Source:
WiredJust a week before the FCC holds a vote on whether to apply fairness rules to some of the nation’s internet service providers, two companies that sell their services to the country’s largest cellular companies showed off a different vision of the future: one where you’ll have to pay extra to watch YouTube or use Facebook.
The companies, Allot Communications and Openet — suppliers to large wireless companies including AT&T and Verizon — showed off a new product in a web seminar Tuesday, which included a
PowerPoint presentation (1.5-MB .pdf) that was sent to Wired by a trusted source.

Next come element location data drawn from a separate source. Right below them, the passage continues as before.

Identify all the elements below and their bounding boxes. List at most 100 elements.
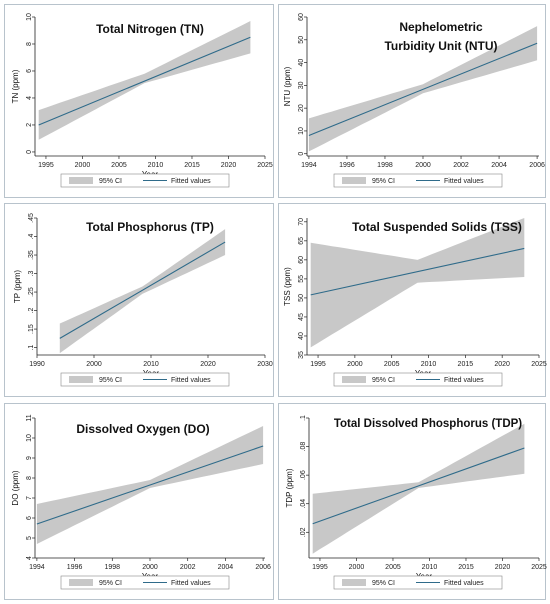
- tdp-legend: 95% CI Fitted values: [333, 575, 503, 590]
- tp-legend-ci-label: 95% CI: [99, 377, 122, 384]
- tp-y-tick-label: .3: [28, 271, 35, 277]
- ntu-legend-ci-swatch: [342, 177, 366, 184]
- tdp-y-tick-label: .08: [300, 442, 307, 452]
- tss-fitted-line: [310, 247, 525, 296]
- tss-legend-ci-label: 95% CI: [372, 377, 395, 384]
- tn-x-tick-label: 2010: [148, 162, 164, 169]
- tss-chart-svg: 1995 2000 2005 2010 2015 2020 2025 35 40 45 50 55 60…: [283, 218, 547, 387]
- do-x-tick-label: 1994: [29, 564, 45, 571]
- ntu-x-tick-label: 1994: [301, 162, 317, 169]
- do-y-tick-label: 9: [26, 456, 33, 460]
- ntu-x-tick-label: 1998: [377, 162, 393, 169]
- do-legend-ci-swatch: [69, 579, 93, 586]
- tss-x-tick-label: 2000: [347, 361, 363, 368]
- tn-chart-panel: 19952000200520102015202020250246810YearT…: [4, 4, 274, 198]
- do-legend-fit-label: Fitted values: [171, 580, 211, 587]
- do-legend: 95% CI Fitted values: [60, 575, 230, 590]
- tdp-x-tick-label: 2010: [422, 564, 438, 571]
- do-fitted-line: [36, 445, 264, 525]
- tn-x-tick-label: 1995: [38, 162, 54, 169]
- tss-ci-band: [310, 218, 525, 348]
- do-chart-svg: 19941996199820002002200420064567891011Ye…: [11, 414, 271, 590]
- tp-legend-fit-label: Fitted values: [171, 377, 211, 384]
- tss-legend: 95% CI Fitted values: [333, 372, 503, 387]
- ntu-chart-title: Nephelometric: [399, 20, 483, 34]
- tss-y-tick-label: 45: [298, 313, 305, 321]
- do-legend-ci-label: 95% CI: [99, 580, 122, 587]
- ntu-x-tick-label: 2000: [415, 162, 431, 169]
- tss-y-tick-label: 55: [298, 275, 305, 283]
- do-x-tick-label: 2006: [255, 564, 271, 571]
- tp-x-tick-label: 2000: [86, 361, 102, 368]
- tdp-legend-fit-label: Fitted values: [444, 580, 484, 587]
- tn-x-tick-label: 2005: [111, 162, 127, 169]
- tn-y-tick-label: 10: [26, 13, 33, 21]
- tdp-y-axis-label: TDP (ppm): [285, 468, 294, 507]
- tss-y-tick-label: 35: [298, 351, 305, 359]
- tdp-x-tick-label: 2000: [349, 564, 365, 571]
- tn-y-axis-label: TN (ppm): [11, 69, 20, 103]
- ntu-y-tick-label: 40: [298, 59, 305, 67]
- ntu-y-tick-label: 30: [298, 81, 305, 89]
- tp-y-axis-label: TP (ppm): [13, 270, 22, 304]
- tss-y-tick-label: 65: [298, 237, 305, 245]
- tss-x-tick-label: 2025: [531, 361, 547, 368]
- tp-x-tick-label: 2010: [143, 361, 159, 368]
- tss-x-tick-label: 2020: [494, 361, 510, 368]
- tn-legend-ci-label: 95% CI: [99, 178, 122, 185]
- tdp-legend-ci-label: 95% CI: [372, 580, 395, 587]
- tn-chart-title: Total Nitrogen (TN): [96, 22, 204, 36]
- do-y-tick-label: 6: [26, 516, 33, 520]
- tp-y-tick-label: .25: [28, 287, 35, 297]
- tdp-y-tick-label: .04: [300, 499, 307, 509]
- tp-y-tick-label: .35: [28, 250, 35, 260]
- do-chart-title: Dissolved Oxygen (DO): [76, 422, 209, 436]
- tdp-y-tick-label: .02: [300, 527, 307, 537]
- tn-x-tick-label: 2020: [221, 162, 237, 169]
- tp-y-tick-label: .2: [28, 308, 35, 314]
- tss-y-tick-label: 40: [298, 332, 305, 340]
- do-x-tick-label: 2002: [180, 564, 196, 571]
- do-x-tick-label: 2004: [218, 564, 234, 571]
- tdp-chart-svg: 1995 2000 2005 2010 2015 2020 2025 .02 .04 .06 .08…: [285, 415, 547, 590]
- tp-x-tick-label: 2020: [200, 361, 216, 368]
- tdp-x-tick-label: 2020: [495, 564, 511, 571]
- do-x-tick-label: 1996: [67, 564, 83, 571]
- tss-y-tick-label: 70: [298, 218, 305, 226]
- ntu-y-tick-label: 20: [298, 104, 305, 112]
- tp-x-tick-label: 1990: [29, 361, 45, 368]
- tp-y-tick-label: .15: [28, 324, 35, 334]
- tp-x-tick-label: 2030: [257, 361, 273, 368]
- tss-y-tick-label: 60: [298, 256, 305, 264]
- tn-x-tick-label: 2025: [257, 162, 273, 169]
- tdp-x-tick-label: 2025: [531, 564, 547, 571]
- ntu-x-tick-label: 2004: [491, 162, 507, 169]
- tss-legend-ci-swatch: [342, 376, 366, 383]
- tn-x-tick-label: 2000: [75, 162, 91, 169]
- ntu-y-tick-label: 10: [298, 127, 305, 135]
- tp-y-tick-label: .1: [28, 345, 35, 351]
- tn-y-tick-label: 8: [26, 42, 33, 46]
- ntu-legend: 95% CI Fitted values: [333, 173, 503, 188]
- tdp-y-tick-label: .1: [300, 415, 307, 421]
- tss-y-axis-label: TSS (ppm): [283, 267, 292, 306]
- tss-x-tick-label: 2015: [458, 361, 474, 368]
- ntu-legend-fit-label: Fitted values: [444, 178, 484, 185]
- tdp-legend-ci-swatch: [342, 579, 366, 586]
- tp-chart-panel: 1990 2000 2010 2020 2030 .1 .15 .2 .25 .3 .35 .4 .45…: [4, 203, 274, 397]
- tdp-y-tick-label: .06: [300, 470, 307, 480]
- do-y-tick-label: 8: [26, 476, 33, 480]
- tn-y-tick-label: 6: [26, 69, 33, 73]
- tss-y-tick-label: 50: [298, 294, 305, 302]
- tss-x-tick-label: 1995: [310, 361, 326, 368]
- do-x-tick-label: 2000: [142, 564, 158, 571]
- tp-y-tick-label: .4: [28, 233, 35, 239]
- do-y-tick-label: 11: [26, 414, 33, 421]
- do-x-tick-label: 1998: [105, 564, 121, 571]
- tdp-x-tick-label: 2005: [385, 564, 401, 571]
- tss-x-tick-label: 2005: [384, 361, 400, 368]
- tdp-chart-title: Total Dissolved Phosphorus (TDP): [334, 418, 522, 430]
- do-y-axis-label: DO (ppm): [11, 470, 20, 505]
- tdp-chart-panel: 1995 2000 2005 2010 2015 2020 2025 .02 .04 .06 .08…: [278, 403, 547, 600]
- do-y-tick-label: 10: [26, 434, 33, 442]
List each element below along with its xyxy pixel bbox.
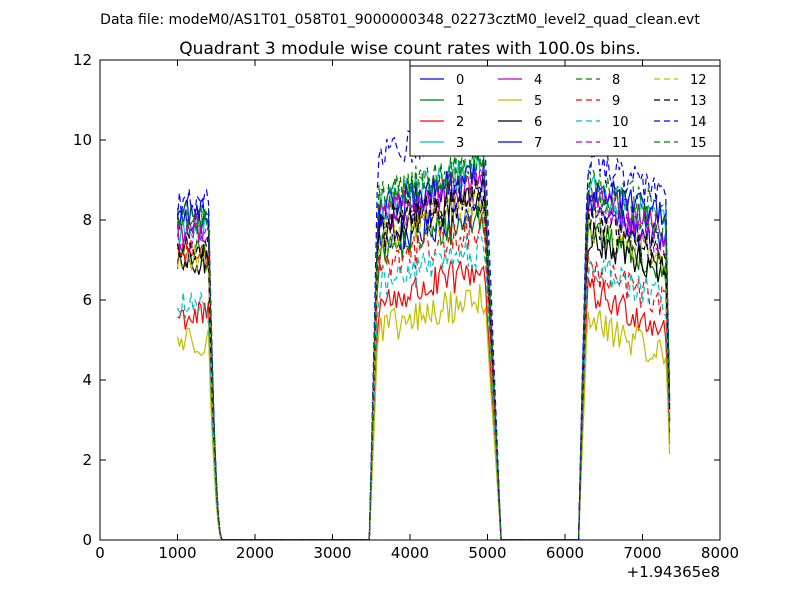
- legend-label-1: 1: [456, 94, 464, 109]
- series-line-13: [176, 172, 671, 540]
- series-layer: [176, 111, 671, 540]
- y-tick-label: 4: [82, 371, 92, 389]
- x-tick-label: 1000: [158, 544, 196, 562]
- legend-label-6: 6: [534, 115, 542, 130]
- x-tick-label: 5000: [468, 544, 506, 562]
- x-offset-label: +1.94365e8: [627, 563, 720, 581]
- x-tick-label: 8000: [701, 544, 739, 562]
- y-tick-label: 2: [82, 451, 92, 469]
- series-line-0: [176, 191, 671, 540]
- series-line-8: [176, 143, 671, 540]
- x-tick-label: 4000: [391, 544, 429, 562]
- legend-label-8: 8: [612, 73, 620, 88]
- series-line-11: [176, 167, 671, 540]
- y-tick-label: 6: [82, 291, 92, 309]
- x-axis: 0 1000 2000 3000 4000 5000 6000 7000 8000: [95, 60, 739, 562]
- series-line-7: [176, 158, 671, 540]
- legend-box: [409, 65, 721, 157]
- y-tick-label: 10: [73, 131, 92, 149]
- y-tick-label: 0: [82, 531, 92, 549]
- legend-label-13: 13: [690, 94, 707, 109]
- series-line-14: [176, 111, 671, 540]
- series-line-6: [177, 186, 671, 540]
- legend-label-7: 7: [534, 136, 542, 151]
- series-line-2: [177, 259, 671, 540]
- x-tick-label: 7000: [623, 544, 661, 562]
- series-line-9: [176, 208, 671, 540]
- y-tick-label: 12: [73, 51, 92, 69]
- legend-label-15: 15: [690, 136, 707, 151]
- legend-label-2: 2: [456, 115, 464, 130]
- legend-label-10: 10: [612, 115, 629, 130]
- series-line-1: [176, 205, 671, 540]
- series-line-12: [176, 182, 671, 540]
- legend-label-5: 5: [534, 94, 542, 109]
- x-tick-label: 3000: [313, 544, 351, 562]
- legend-label-14: 14: [690, 115, 707, 130]
- datafile-caption: Data file: modeM0/AS1T01_058T01_90000003…: [100, 12, 700, 28]
- x-tick-label: 0: [95, 544, 105, 562]
- legend-label-3: 3: [456, 136, 464, 151]
- x-tick-label: 2000: [236, 544, 274, 562]
- legend-label-4: 4: [534, 73, 542, 88]
- legend-label-0: 0: [456, 73, 464, 88]
- legend-label-12: 12: [690, 73, 707, 88]
- chart-title: Quadrant 3 module wise count rates with …: [179, 39, 640, 59]
- x-tick-label: 6000: [546, 544, 584, 562]
- y-tick-label: 8: [82, 211, 92, 229]
- series-line-15: [177, 148, 671, 540]
- legend-label-11: 11: [612, 136, 629, 151]
- series-line-5: [176, 283, 671, 540]
- legend-label-9: 9: [612, 94, 620, 109]
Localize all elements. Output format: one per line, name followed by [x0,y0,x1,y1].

The idea? Make it possible for your wireless provider to monitor everything you do online and charge you extra for using Facebook, Skype or Netflix. For instance, in the seventh slide of the above PowerPoint, a Vodafone user would be charged two cents per MB for using Facebook, three euros a month to use Skype and $0.50 monthly for a speed-limited version of YouTube. But traffic to Vodafone’s services would be free, allowing the mobile carrier to create video services that could undercut NetFlix on price.
In short, you’d have a hard time creating a better graphic of the future that net neutrality advocates warn will be imminent if the federal government does not apply fairness rules to the mobile internet. A court struck down an earlier set of fairness rules in the spring, but it was never clear if those rules applied to wireless carriers.